Multiplicity scaling in ideal and viscous hydrodynamics

Using numerical results from ideal and viscous relativistic hydrodynamic simulations with three different equations of state, for Au+Au and Cu+Cu collisions at different centralities and initial energy densities, we explore the dependence of the eccentricity-scaled elliptic flow, v_2/epsilon, and the produced entropy fraction, Delta S/S_0, on the final charged hadron multiplicity density dN_ch/dy per unit transverse overlap area S, (1/S)(dN_ch/dy). The viscous hydrodynamic simulations are performed with two different versions of the Israel-Stewart kinetic evolution equations, and in each case we investigate the dependence of the physical observables on the kinetic relaxation time. We find approximate scaling of v_2/epsilon and Delta S/S_0 with (1/S)(dN_ch/dy), with scaling functions that depend on the EOS and, in particular, on the value of the specific shear viscosity eta/s.
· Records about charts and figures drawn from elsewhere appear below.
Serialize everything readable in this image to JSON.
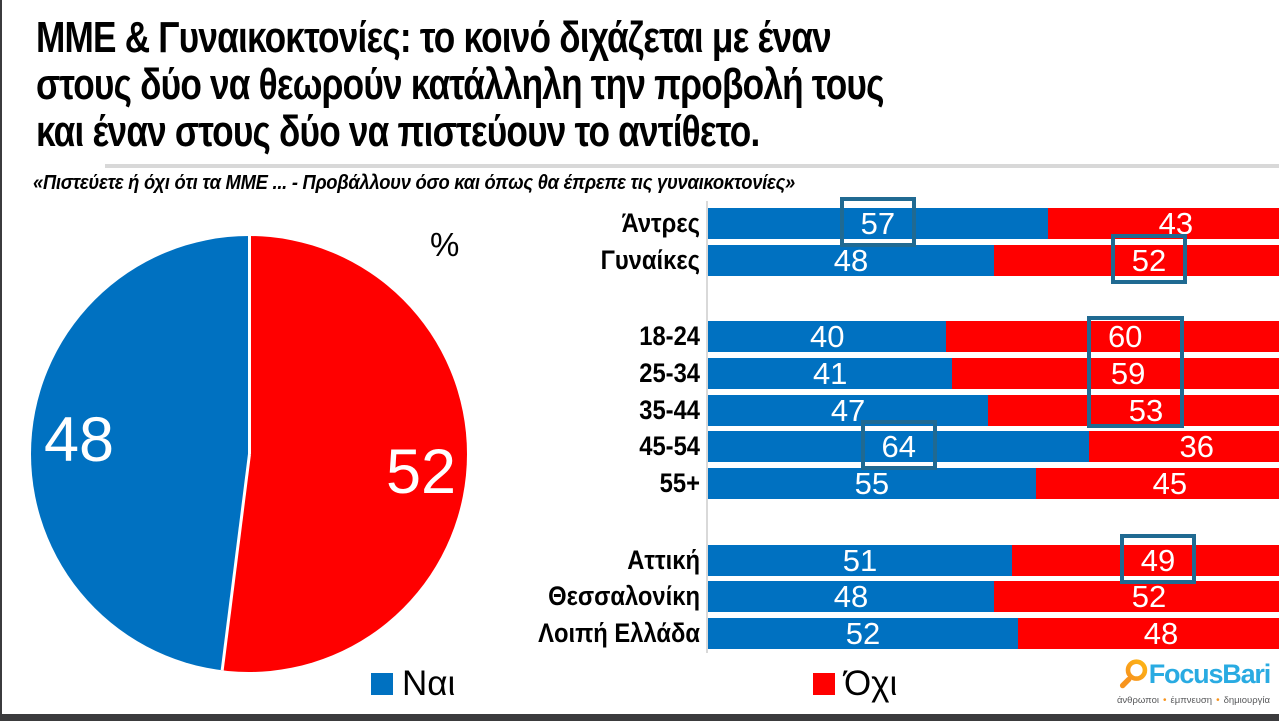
{
  "title_lines": [
    "ΜΜΕ & Γυναικοκτονίες: το κοινό διχάζεται με έναν",
    "στους δύο να θεωρούν κατάλληλη την προβολή τους",
    "και έναν στους δύο να πιστεύουν το αντίθετο."
  ],
  "subtitle": "«Πιστεύετε ή όχι ότι τα ΜΜΕ ... - Προβάλλουν όσο και όπως θα έπρεπε τις γυναικοκτονίες»",
  "unit_label": "%",
  "colors": {
    "yes": "#0071C1",
    "no": "#FF0000",
    "highlight": "#206A92",
    "separator": "#D8D8D8",
    "frame": "#3B3B3D"
  },
  "legend": {
    "yes_label": "Ναι",
    "no_label": "Όχι"
  },
  "chart_data": [
    {
      "type": "pie",
      "labels": [
        "Ναι",
        "Όχι"
      ],
      "values": [
        48,
        52
      ],
      "unit": "%",
      "colors": [
        "#0071C1",
        "#FF0000"
      ],
      "start_angle": "top",
      "direction": "clockwise"
    },
    {
      "type": "bar",
      "orientation": "horizontal_stacked",
      "unit": "%",
      "xlim": [
        0,
        100
      ],
      "groups": [
        {
          "name": "gender",
          "categories": [
            "Άντρες",
            "Γυναίκες"
          ]
        },
        {
          "name": "age",
          "categories": [
            "18-24",
            "25-34",
            "35-44",
            "45-54",
            "55+"
          ]
        },
        {
          "name": "region",
          "categories": [
            "Αττική",
            "Θεσσαλονίκη",
            "Λοιπή Ελλάδα"
          ]
        }
      ],
      "categories": [
        "Άντρες",
        "Γυναίκες",
        "18-24",
        "25-34",
        "35-44",
        "45-54",
        "55+",
        "Αττική",
        "Θεσσαλονίκη",
        "Λοιπή Ελλάδα"
      ],
      "series": [
        {
          "name": "Ναι",
          "color": "#0071C1",
          "values": [
            57,
            48,
            40,
            41,
            47,
            64,
            55,
            51,
            48,
            52
          ]
        },
        {
          "name": "Όχι",
          "color": "#FF0000",
          "values": [
            43,
            52,
            60,
            59,
            53,
            36,
            45,
            49,
            52,
            48
          ]
        }
      ],
      "highlights": [
        {
          "categories": [
            "Άντρες"
          ],
          "series": "Ναι",
          "value": 57
        },
        {
          "categories": [
            "Γυναίκες"
          ],
          "series": "Όχι",
          "value": 52
        },
        {
          "categories": [
            "18-24",
            "25-34",
            "35-44"
          ],
          "series": "Όχι",
          "values": [
            60,
            59,
            53
          ]
        },
        {
          "categories": [
            "45-54"
          ],
          "series": "Ναι",
          "value": 64
        },
        {
          "categories": [
            "Αττική"
          ],
          "series": "Όχι",
          "value": 49
        }
      ],
      "legend_position": "bottom"
    }
  ],
  "logo": {
    "brand": "FocusBari",
    "tagline": [
      "άνθρωποι",
      "έμπνευση",
      "δημιουργία"
    ],
    "brand_color": "#29ABE2",
    "accent_color": "#F7941E"
  }
}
Small scaling violations are seen even in ideal hydrodynamics, caused by a breaking of the scale invariance of ideal fluid dynamics by the freeze-out condition. Viscous hydrodynamics shows somewhat larger scale-breaking effects that increase with increasing eta/s and decreasing system size and initial energy density. We propose to use precision studies of these scaling violations to help constrain the shear viscosity eta/s of the quark-gluon plasma created in relativistic heavy ion collisions.